I think marriage is a personal commitment that works if you find your soul-mate. Just drifting into parent-hood can be bad news for children, if you want them to feel as secure as possible. Tying the knot shows you have thought it through. Parenthood is difficult enough without two parents and all the extended family you can muster (which includes baby-sitting circles, church families etc!) If you've taken the trouble to make the vows I think you're more likely to stick together for better and for worse. Divorce is always possible if you find you've made a serious mistake, but it's not that easy so better not to marry in the beginning if you aren't sure about your relationship. As with most decision-making it's good to do a risk assessment before you begin!!
I think that there has been more of a focus on stronger morality issues and more enlightenment of knowing one's partner before making a serious commitment of marriage. I also feel that couples think more of holding off having children until they are financially stable and looking at the way they want to raise their children. Marriage isn't on the decline necessarily but more of an awareness of whether or not to make that decision. However, I feel that divorce has been on the rise.

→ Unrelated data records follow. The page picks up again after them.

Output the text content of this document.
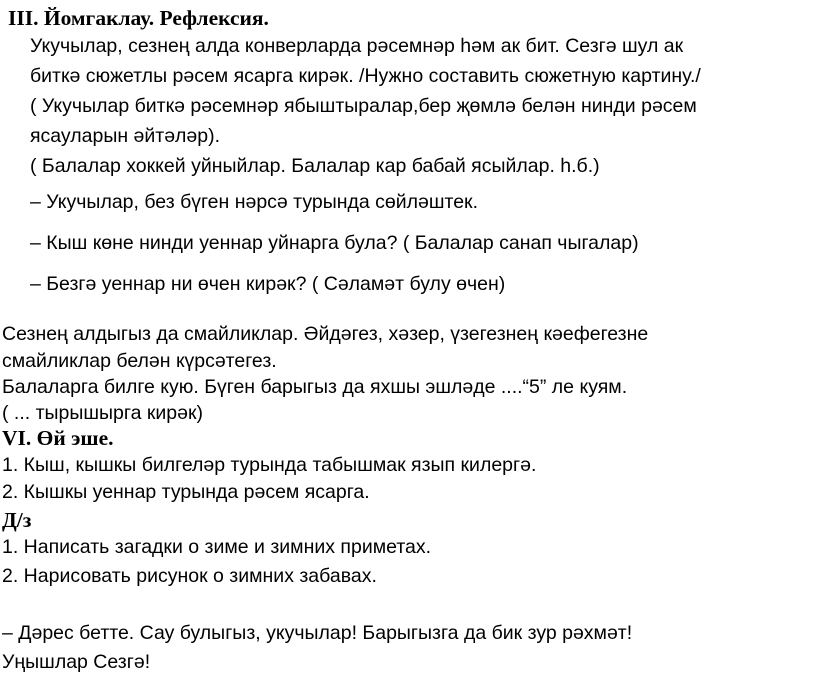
III. Йомгаклау. Рефлексия.
Укучылар, сезнең алда конверларда рәсемнәр һәм ак бит. Сезгә шул ак
биткә сюжетлы рәсем ясарга кирәк. /Нужно составить сюжетную картину./
( Укучылар биткә рәсемнәр ябыштыралар,бер җөмлә белән нинди рәсем
ясауларын әйтәләр).
( Балалар хоккей уйныйлар. Балалар кар бабай ясыйлар. һ.б.)
– Укучылар, без бүген нәрсә турында сөйләштек.
– Кыш көне нинди уеннар уйнарга була? ( Балалар санап чыгалар)
– Безгә уеннар ни өчен кирәк? ( Сәламәт булу өчен)
Сезнең алдыгыз да смайликлар. Әйдәгез, хәзер, үзегезнең кәефегезне
смайликлар белән күрсәтегез.
Балаларга билге кую. Бүген барыгыз да яхшы эшләде ....“5” ле куям.
( ... тырышырга кирәк)
VI. Өй эше.
1. Кыш, кышкы билгеләр турында табышмак язып килергә.
2. Кышкы уеннар турында рәсем ясарга.
Д/з
1. Написать загадки о зиме и зимних приметах.
2. Нарисовать рисунок о зимних забавах.
– Дәрес бетте. Сау булыгыз, укучылар! Барыгызга да бик зур рәхмәт!
Уңышлар Сезгә!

I don't think it's declining, people just think longer about their commitments. I'm 28 and if I had married my 1st boyfriend when I was in my early 20s I would have made a huge mistake. These last 2 years I've been with the right person and we do intend to get married. Oddly enough he got divorced from the woman he married when he was 19! I think people just take more time, to make sure they are with the right person now.
Thanks for the article.
I for one think marriage is not real. Why? Because gay people do not have the rights to get married. I find the government just a joke. You do not get married to breed you get married because you love someone and when gay people have the right to get married I might take the whole issue seriously.